During my recent visit to Poland, my priest friend of 33 years, Father Leszek Harasz, and I were walking in the huge Market Square in Krakow. It was a beautiful sunny day, and many people were milling about the square and going into the Church of St. Mary to spend time in adoration before the exposed Blessed Sacrament. Many Ukrainian refugees were present in the square and organizing a prayer service for the protection of their homeland. There was an atmosphere of openness and free expression of deeply held religious faith.
It reminded me that there were decades in the 20th century when freedom and the expression of faith were not the reality in the streets of Krakow. During the time of Cardinal Karol Wojtyła (later Pope John Paul II), there was a great conflict between the Church and the communist state. One of the very visible manifestations of the tense relationship was the Corpus Christi procession.
This historic expression of faith was forbidden by the authorities. It had been banned during the Nazi occupation. Under the communists, because of the insistence of Cardinal Wojtyła, a truncated outdoor procession occurred on the cathedral grounds only. Cardinal Wojtyła was absolutely convinced that the Lord Jesus truly present in the Blessed Sacrament needed to be taken out into the streets as a sign of faith and hope for people and a testimony to the presence of God in their midst.
On June 10, 1971, the first time since the Second World War that the Corpus Christi procession was permitted beyond the cathedral grounds, Archbishop Wojtyła preached at the fourth stational altar, “We are the citizens of our country, the citizens of our city, but we are also a people of God which has its own Christian sensibility…”

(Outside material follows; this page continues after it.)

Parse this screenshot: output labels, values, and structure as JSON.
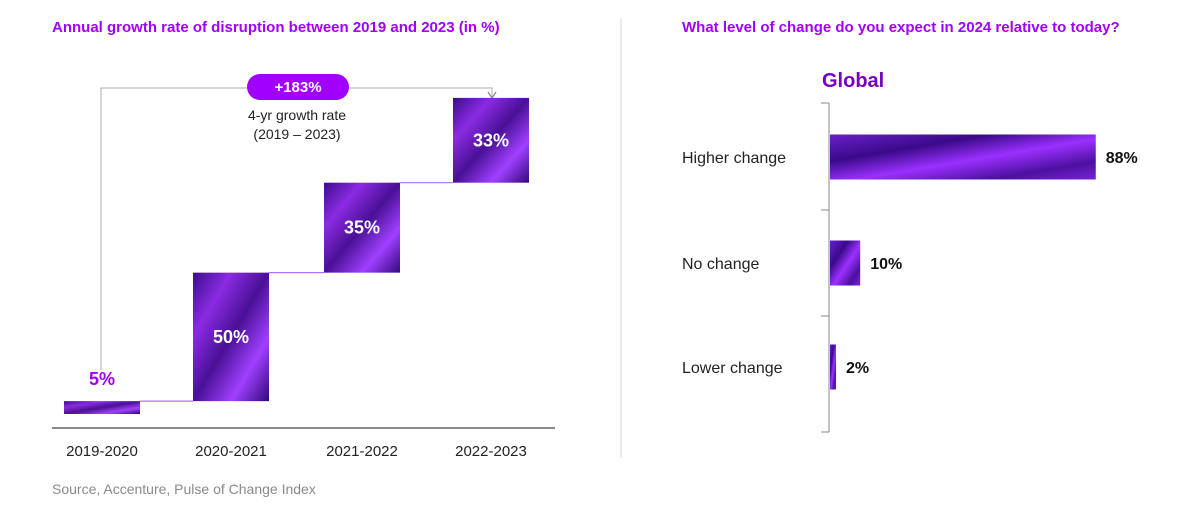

His desire to take the Blessed Sacrament into the streets of his beloved Krakow and into the Market Square (where I recently walked) was about claiming a space for God. He was not talking about space in only a geographical sense. Rather, Cardinal Wojtyła was speaking about the Body of Christ, the People of God, the Church, asserting its rightful place in the world. The brilliance of his idea was that the Church as the Body of Christ -- the baptized -- claimed this space by walking in procession with the Real Presence of the Body of Christ in the Holy Eucharist.
For years, the Corpus Christi procession continued in this greatly truncated path. In 1977, during the procession with the Blessed Sacrament, Cardinal Wojtyła said, “I spoke of our matters (freedom to live and express our faith)…so that we might all understand that He, living in the Sacrament of the Eucharist, lives our human life…” Only after his election as pope, on a return visit to his homeland, was he able to take Jesus in the Blessed Sacrament into Market Square.
As we look forward to Corpus Christi Sunday with Mass and the procession with Our Lord in the Blessed Sacrament in our parishes or in St. Paul Cathedral, the words of Pope St. John Paul II should inspire us. We take Jesus Himself in the Blessed Sacrament into our streets to express our deep and abiding faith in Him truly, sacramentally present in our midst, so that a world that desperately needs love and healing may experience His merciful Presence.
That is precisely what Pope Francis spoke of on the Solemnity of Corpus Christi in 2021: “In the end, and at the end of our solemn Eucharistic liturgies as well, only love will remain. Even now, our Eucharistic celebrations are transforming the world to the extent that we are allowing ourselves to be transformed and to become bread broken for others.”